FIVE STOCKS FOR 2023
Mark Lister, January 2023
For many years the New Zealand Herald has asked the local sharebroking and wealth management firms to nominate five NZX companies they think will do well in the year ahead.
Astute investors will appreciate that any sensibly constructed portfolio will contain more than five stocks, and certainly won’t be limited to one asset class or region.
Nonetheless, the tradition is an interesting way to gain some insights into what various organisations are expecting in the year ahead.
In this post I’ll outline the five stocks our analysts and investment team landed on for 2023, and how they fit with our broader view of the economic and market outlook.
But first, let’s recap how we performed last year.
After finishing in first and third place in 2020 and 2021 respectively, we were right in the middle of the pack for 2022. Of the seven participants we came in fourth with a return of -4.8 per cent.
This compares well with the 9.1 per cent decline from the NZX 50 during the same period. Solid, if unspectacular. It was indeed a challenging year for the local market, with the index posting its biggest decline since 2008, even though it held up better than many other markets, such as the US. Our five companies in 2022 were:
- Contact Energy (+7.5%)
- EBOS Group (+16.7%)
- Fletcher Building (-23.6%)
- Pushpay (+4.9%)
- Summerset (-29.3%)
The exercise ran for 12 months, although not the calendar year.

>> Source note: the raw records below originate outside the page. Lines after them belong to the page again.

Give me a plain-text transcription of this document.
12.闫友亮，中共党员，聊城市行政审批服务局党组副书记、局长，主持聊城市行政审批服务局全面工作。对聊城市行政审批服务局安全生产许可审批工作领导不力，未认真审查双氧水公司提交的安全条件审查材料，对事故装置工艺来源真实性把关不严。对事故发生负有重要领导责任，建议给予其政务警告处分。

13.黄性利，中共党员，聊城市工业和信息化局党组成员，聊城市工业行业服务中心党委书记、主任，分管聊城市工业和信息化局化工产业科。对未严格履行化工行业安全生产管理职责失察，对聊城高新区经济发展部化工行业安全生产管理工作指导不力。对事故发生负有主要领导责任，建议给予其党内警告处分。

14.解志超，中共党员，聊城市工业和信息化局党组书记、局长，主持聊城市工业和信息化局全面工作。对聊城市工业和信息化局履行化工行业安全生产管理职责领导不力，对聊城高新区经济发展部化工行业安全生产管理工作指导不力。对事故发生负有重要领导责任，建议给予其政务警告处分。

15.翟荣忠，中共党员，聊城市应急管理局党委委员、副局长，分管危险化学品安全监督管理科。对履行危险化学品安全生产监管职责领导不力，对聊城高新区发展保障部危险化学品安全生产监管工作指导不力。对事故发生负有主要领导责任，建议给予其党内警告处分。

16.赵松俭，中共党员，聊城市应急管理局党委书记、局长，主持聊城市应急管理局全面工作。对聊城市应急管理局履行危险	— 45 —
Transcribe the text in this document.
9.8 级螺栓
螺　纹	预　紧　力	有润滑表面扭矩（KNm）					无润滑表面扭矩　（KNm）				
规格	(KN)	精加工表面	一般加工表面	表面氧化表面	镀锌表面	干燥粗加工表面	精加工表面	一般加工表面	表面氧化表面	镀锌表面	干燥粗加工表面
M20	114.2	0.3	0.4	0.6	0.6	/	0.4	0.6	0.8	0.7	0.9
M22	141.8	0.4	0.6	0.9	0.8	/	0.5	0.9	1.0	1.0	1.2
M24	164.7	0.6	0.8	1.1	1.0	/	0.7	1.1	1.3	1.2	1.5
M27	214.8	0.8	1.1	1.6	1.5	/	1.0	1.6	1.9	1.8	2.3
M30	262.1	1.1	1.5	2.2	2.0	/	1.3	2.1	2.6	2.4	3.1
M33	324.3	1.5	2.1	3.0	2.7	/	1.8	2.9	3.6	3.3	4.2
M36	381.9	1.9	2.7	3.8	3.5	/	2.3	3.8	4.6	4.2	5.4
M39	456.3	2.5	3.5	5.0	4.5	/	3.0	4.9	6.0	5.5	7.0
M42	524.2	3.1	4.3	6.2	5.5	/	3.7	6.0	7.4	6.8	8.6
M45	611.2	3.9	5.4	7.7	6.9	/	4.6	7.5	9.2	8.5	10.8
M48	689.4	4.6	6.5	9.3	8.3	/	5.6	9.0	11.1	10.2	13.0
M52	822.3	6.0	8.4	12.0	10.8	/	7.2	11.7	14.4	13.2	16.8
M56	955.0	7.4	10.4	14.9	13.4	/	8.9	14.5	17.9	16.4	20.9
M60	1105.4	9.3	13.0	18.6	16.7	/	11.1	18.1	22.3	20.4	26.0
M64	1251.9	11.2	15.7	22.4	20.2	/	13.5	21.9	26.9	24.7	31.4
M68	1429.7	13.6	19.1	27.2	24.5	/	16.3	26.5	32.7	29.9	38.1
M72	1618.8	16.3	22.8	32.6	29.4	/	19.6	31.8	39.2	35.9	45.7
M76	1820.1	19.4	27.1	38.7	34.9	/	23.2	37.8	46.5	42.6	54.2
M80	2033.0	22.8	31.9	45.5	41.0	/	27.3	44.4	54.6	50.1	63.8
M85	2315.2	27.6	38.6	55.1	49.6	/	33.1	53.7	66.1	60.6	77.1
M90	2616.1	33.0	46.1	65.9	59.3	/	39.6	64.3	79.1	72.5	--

That means those returns won’t quite match the figures in the table above, which are as at 31 December 2022.
Contact Energy and EBOS Group performed well, as we have come to expect from these high-quality defensive businesses.
Pushpay attracted some takeover interest from offshore, which saw it become a target during the year. This boosted the share price, in contrast to most high-growth technology companies which have suffered against a backdrop of rising interest rates.
The weak links in our group were Fletcher Building and Summerset, both of which proved more volatile than expected as economic uncertainty has risen, and with the housing market under severe pressure.
Our approach to equity investing doesn’t always lend itself to coming first in a contest like this.
To come out on top during a period as brief as 12 months, one often needs to be of a short-term trading mindset. As long-term investors, this isn’t something we specialise in.
Investing in quality companies is a key tenet of our investment philosophy, across all regions. For us, this means looking for businesses that are resilient and defensive, with sustainable (and growing) dividend streams.
Our strategy of minimising volatility, generating income and limiting downside during difficult has historically delivered consistent, steady returns over time, rather than short-term gains.
We have full confidence in our approach as a long-term generator of wealth, as evidenced by our track record over more than two decades.
Looking ahead to 2023
Our five picks for the coming 12 months are:
- EBOS Group
- Meridian Energy
- Tourism Holdings
We expect 2023 to be another challenging year.
The peak of inflation peak will soon be behind us, and the last Official Cash Rate hike is within sight.
We suspect this will please financial markets, although the focus will quickly shift to the impact all of the recent monetary policy tightening will have on economic activity, as well as corporate earnings.
We’re likely to see a slowdown in the economy, as well as some upward pressure on unemployment. This will make for a tougher business environment, while the housing market will continue drifting lower, adding to the cautious sentiment and crimping consumer spending.
This backdrop points us toward companies that will be more insulated than most during a tough economic period, and possibly a recession.
Meridian Energy, Chorus and Spark provide essential services, so customer demand will remain solid in the face of a weaker economy. Healthcare is also a sector that traditionally performs well during difficult periods, and EBOS is a very good exposure to this sector.
We have chosen companies that are well-capitalised with strong cash flows, which won't get into trouble because of high debt levels in the face of higher borrowing costs.
Although inflation will come down from here, it will remain high. This means it is also important to favour companies with strong pricing power, as they can raise prices to keep up with increasing costs.
Tourism Holdings is the outlier in this group, with the other four being defensive, resilient, income generating shares. While it operates in an industry tied to the fortunes of the economic cycle, we see positive signs ahead.
It offers an excellent exposure to the recovering travel sector, and should tourism keep improving as we expect, the company is well placed to capitalise on this. We also believe the Apollo merger is a positive for the business.
On a more encouraging note, we think its important investors remember that financial markets look forward.
For the economy, the worst is almost certainly ahead of us, with this year set to be a more difficult one than 2022.
However, it might be a case of ‘weaker economy, better markets’.
The NZX 50 peaked in January 2021, almost two years ago, and it has fallen about 15 per cent since then.
The economic challenges we are facing aren't lost on investors, which is why we've already seen a decent fall and a lengthy period of poor performance.
If the economy does fall into a slump in the middle of this year, the sharemarket will quickly turn its attention to the recovery beyond that.
While there is likely to be volatility ahead, there's every chance things are on the improve during the second half of the year.
It's important to be cautious given all the uncertainties around, but investors also need to be willing to stay invested and to take opportunities when they present themselves.